Historically, the Fort McKay Indigenous community followed the conventions found in many northern communities that engaged in the fur trade, organizing themselves in small kinship-based groups that made decisions primarily through consensus. The groups were fluid and mobile, covering a large traditional territory and often speaking multiple languages. Community members would follow their traditional rounds in close connection with the natural world, which they depended upon for all aspects of their life.
In the years following the Treaty and Scrip commissions, Fort McKay community members were ascribed the status of “Métis” or “First Nations” in the eyes of the colonial government, though the community maintained close kinship bonds and paid little attention to one another’s legal “status.” The building of the day school in the 1950s began the process of drawing community members more formally to Fort McKay proper, though people still followed largely a traditional way of life.
By the late 1960s, external pressure was placed upon the community, particularly as the first large-scale industrial projects came online. Contact with government officials became more frequent, as community leaders hoped to address some of the initial ramifications of industrial development, such as water pollution, impaired access to hunting and gathering, and socioeconomic impacts. In addition, the community asked the government to work with them to clarify the land situation in the community.
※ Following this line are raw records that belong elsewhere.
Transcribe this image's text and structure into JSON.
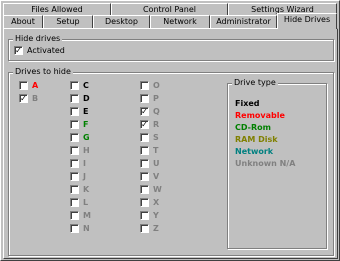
{
  "tabs_back": [
    "Files Allowed",
    "Control Panel",
    "Settings Wizard"
  ],
  "tabs_front": [
    "About",
    "Setup",
    "Desktop",
    "Network",
    "Administrator",
    "Hide Drives"
  ],
  "hide_drives": {
    "title": "Hide drives",
    "activated_label": "Activated",
    "activated": true
  },
  "drives_group": {
    "title": "Drives to hide"
  },
  "drive_columns": [
    [
      {
        "letter": "A",
        "color": "#ff0000",
        "checked": false
      },
      {
        "letter": "B",
        "color": "#808080",
        "checked": true
      }
    ],
    [
      {
        "letter": "C",
        "color": "#000000",
        "checked": false
      },
      {
        "letter": "D",
        "color": "#000000",
        "checked": false
      },
      {
        "letter": "E",
        "color": "#000000",
        "checked": false
      },
      {
        "letter": "F",
        "color": "#008000",
        "checked": false
      },
      {
        "letter": "G",
        "color": "#008000",
        "checked": false
      },
      {
        "letter": "H",
        "color": "#808080",
        "checked": false
      },
      {
        "letter": "I",
        "color": "#808080",
        "checked": false
      },
      {
        "letter": "J",
        "color": "#808080",
        "checked": false
      },
      {
        "letter": "K",
        "color": "#808080",
        "checked": false
      },
      {
        "letter": "L",
        "color": "#808080",
        "checked": false
      },
      {
        "letter": "M",
        "color": "#808080",
        "checked": false
      },
      {
        "letter": "N",
        "color": "#808080",
        "checked": false
      }
    ],
    [
      {
        "letter": "O",
        "color": "#808080",
        "checked": false
      },
      {
        "letter": "P",
        "color": "#808080",
        "checked": false
      },
      {
        "letter": "Q",
        "color": "#808080",
        "checked": true
      },
      {
        "letter": "R",
        "color": "#808080",
        "checked": true
      },
      {
        "letter": "S",
        "color": "#808080",
        "checked": false
      },
      {
        "letter": "T",
        "color": "#808080",
        "checked": false
      },
      {
        "letter": "U",
        "color": "#808080",
        "checked": false
      },
      {
        "letter": "V",
        "color": "#808080",
        "checked": false
      },
      {
        "letter": "W",
        "color": "#808080",
        "checked": false
      },
      {
        "letter": "X",
        "color": "#808080",
        "checked": false
      },
      {
        "letter": "Y",
        "color": "#808080",
        "checked": false
      },
      {
        "letter": "Z",
        "color": "#808080",
        "checked": false
      }
    ]
  ],
  "drive_type": {
    "title": "Drive type",
    "items": [
      {
        "label": "Fixed",
        "color": "#000000"
      },
      {
        "label": "Removable",
        "color": "#ff0000"
      },
      {
        "label": "CD-Rom",
        "color": "#008000"
      },
      {
        "label": "RAM Disk",
        "color": "#808000"
      },
      {
        "label": "Network",
        "color": "#008080"
      },
      {
        "label": "Unknown N/A",
        "color": "#808080"
      }
    ]
  }
}
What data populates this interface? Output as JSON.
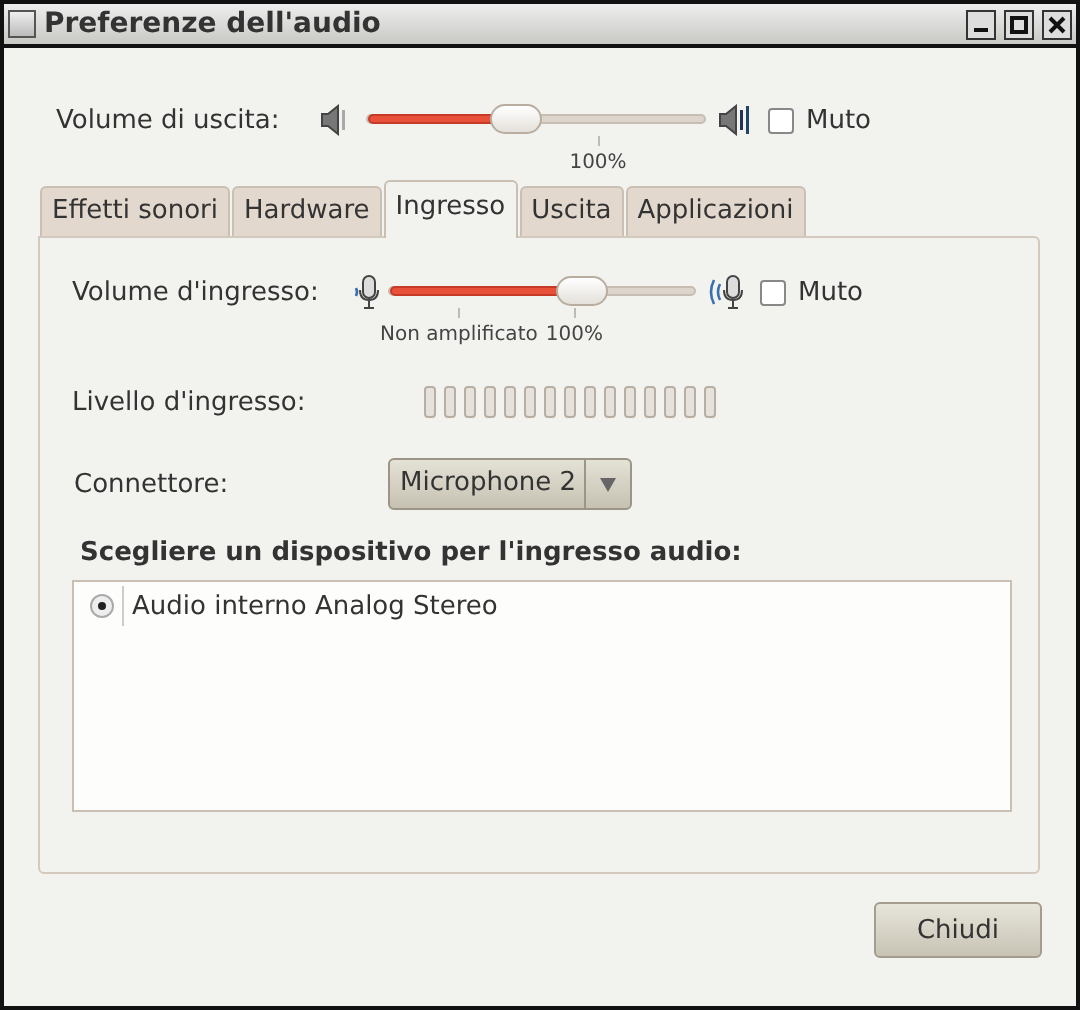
{
  "window": {
    "title": "Preferenze dell'audio"
  },
  "output": {
    "label": "Volume di uscita:",
    "level": 0.44,
    "tick_label": "100%",
    "mute_label": "Muto",
    "muted": false
  },
  "tabs": [
    {
      "label": "Effetti sonori",
      "selected": false
    },
    {
      "label": "Hardware",
      "selected": false
    },
    {
      "label": "Ingresso",
      "selected": true
    },
    {
      "label": "Uscita",
      "selected": false
    },
    {
      "label": "Applicazioni",
      "selected": false
    }
  ],
  "input": {
    "label": "Volume d'ingresso:",
    "level": 0.63,
    "tick_labels": [
      "Non amplificato",
      "100%"
    ],
    "mute_label": "Muto",
    "muted": false
  },
  "input_level": {
    "label": "Livello d'ingresso:"
  },
  "connector": {
    "label": "Connettore:",
    "value": "Microphone 2"
  },
  "devices": {
    "heading": "Scegliere un dispositivo per l'ingresso audio:",
    "items": [
      {
        "name": "Audio interno Analog Stereo",
        "selected": true
      }
    ]
  },
  "buttons": [
    "Chiudi"
  ]
}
By an early date, Fort McKay Métis people realized that only land tenure could forestall eventual displacement from their homeland, given the government’s commitment to rampant resource development.
Though the community approached the government as a whole in 1967, federal and provincial bureaucratic ineptitude made it impossible to find solutions that would meet their needs. As such, in 1972 the provincial government agreed to provide a twenty-five-year land lease to the Red River Point Society that represented Métis members of the community, while the federal government signed a long-term lease with the First Nation. Although the Red River Point lease facilitated access to some governmental programs, little changed in terms of how the Fort McKay Métis Nation continued to manage the land through traditional governance methods.
Over time and through a series of court battles, the provincial and federal governments were forced to take their duty to consult more seriously and to accommodate First Nation’s Aboriginal rights. Unfortunately, Métis rights were slower to be recognized, and as a result, while First Nations like Fort McKay First Nation increasingly benefited from lucrative negotiated agreements, the Fort McKay Métis were too often left behind.
In recent years, the gaps that were created initially in the 1970s through differential government treatment have slowly started to close. Today, thanks to the government’s recognition of the Fort McKay Métis Nation as the holder of the community’s official section 35 rights, the community is able to negotiate on a government-to-government basis and ensure that the negative impacts sometimes brought by resource development are effectively managed. The recognition of the Fort McKay Métis Nation has also allowed the community to chart a path toward self-government, developing a constitution and a number of associated programs that benefit community members.